Recent college graduate Lance (Patrick Schwarzenegger) comes to Chicago because his cousin Jack (Gilles Geary) has offered him a job in acquisitions, or so he thinks. Lance has dreams of owning an art gallery but doesn’t have any leads on a job, and is in debt to boot. As it turns out, Jack’s “business,” along with four other graduates, is stealing the belongings of Chicago’s rich elite and profiting off the overseas sales. Mel (Michael Shannon) is their seller who, with the help of a corrupt officer, provides addresses of people to rob. Though initially reluctant, Lance soon sees the personal gain of such a system and joins in. However, as with most get-rich-quick schemes, the good times can’t – and don’t – last.
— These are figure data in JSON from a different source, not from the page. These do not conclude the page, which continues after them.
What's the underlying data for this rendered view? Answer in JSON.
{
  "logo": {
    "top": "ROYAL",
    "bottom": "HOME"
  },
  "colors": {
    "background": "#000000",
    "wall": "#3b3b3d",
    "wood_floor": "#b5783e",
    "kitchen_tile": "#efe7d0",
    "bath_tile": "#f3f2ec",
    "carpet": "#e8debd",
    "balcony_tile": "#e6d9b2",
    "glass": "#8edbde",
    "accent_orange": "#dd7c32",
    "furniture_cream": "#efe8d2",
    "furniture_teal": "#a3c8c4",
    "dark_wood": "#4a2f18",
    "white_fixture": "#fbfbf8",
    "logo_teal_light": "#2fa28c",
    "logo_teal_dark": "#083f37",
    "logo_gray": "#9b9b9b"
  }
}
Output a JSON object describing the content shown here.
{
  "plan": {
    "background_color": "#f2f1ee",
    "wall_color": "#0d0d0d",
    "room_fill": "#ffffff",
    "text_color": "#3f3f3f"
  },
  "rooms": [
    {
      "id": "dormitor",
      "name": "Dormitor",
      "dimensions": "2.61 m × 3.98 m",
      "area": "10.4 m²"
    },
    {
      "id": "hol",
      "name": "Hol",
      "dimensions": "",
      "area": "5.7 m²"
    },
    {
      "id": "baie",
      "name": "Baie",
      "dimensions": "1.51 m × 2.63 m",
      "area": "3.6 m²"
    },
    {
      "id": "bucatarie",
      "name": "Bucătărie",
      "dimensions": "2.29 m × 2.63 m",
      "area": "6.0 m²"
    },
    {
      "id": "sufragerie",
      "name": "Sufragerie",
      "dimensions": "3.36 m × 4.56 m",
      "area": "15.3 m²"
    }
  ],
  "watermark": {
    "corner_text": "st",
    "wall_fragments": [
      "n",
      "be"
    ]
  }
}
The main characters act on the assumption that they have gone to college and borrowed thousands in loans for, ultimately, nothing. We have done everything we were supposed to, Ellis (Alex Pettyfer), the team’s leader, tells Lance on their first night out after a robbery. Therefore, they stick it to The Man by destroying the homes of one-percenters, despite the fact that these people have little to no stake in social welfare. The script uses voiceovers to try to justify the characters’ actions with explanations of their childhood trauma, but it mostly feels trite and unoriginal.
Schwarzenegger plays Lance as a wide-eyed ingenue who just can’t get a job in his chosen field. In a way, his journey is the most interesting, because he truly takes on the values the rest of the group is trying to teach him, leading to an absolutely killer last line. He dispenses them as lessons to the writer who is taking down his story in the framing device. The best things in life are expensive, is one such pithy statement. The other members of his team espouse the same beliefs and change little as characters as the story goes on, despite circumstances and betrayal changing the game.
Echo Boomers has a cynical view of society, one that is borne out by the main character’s descent into thievery. Ultimately, Lance’s journey is the most interesting, and even that isn’t saying much.
Echo Boomers
2020
dir. Seth Savoy
94 min.
Playing in theaters, on demand and digital now.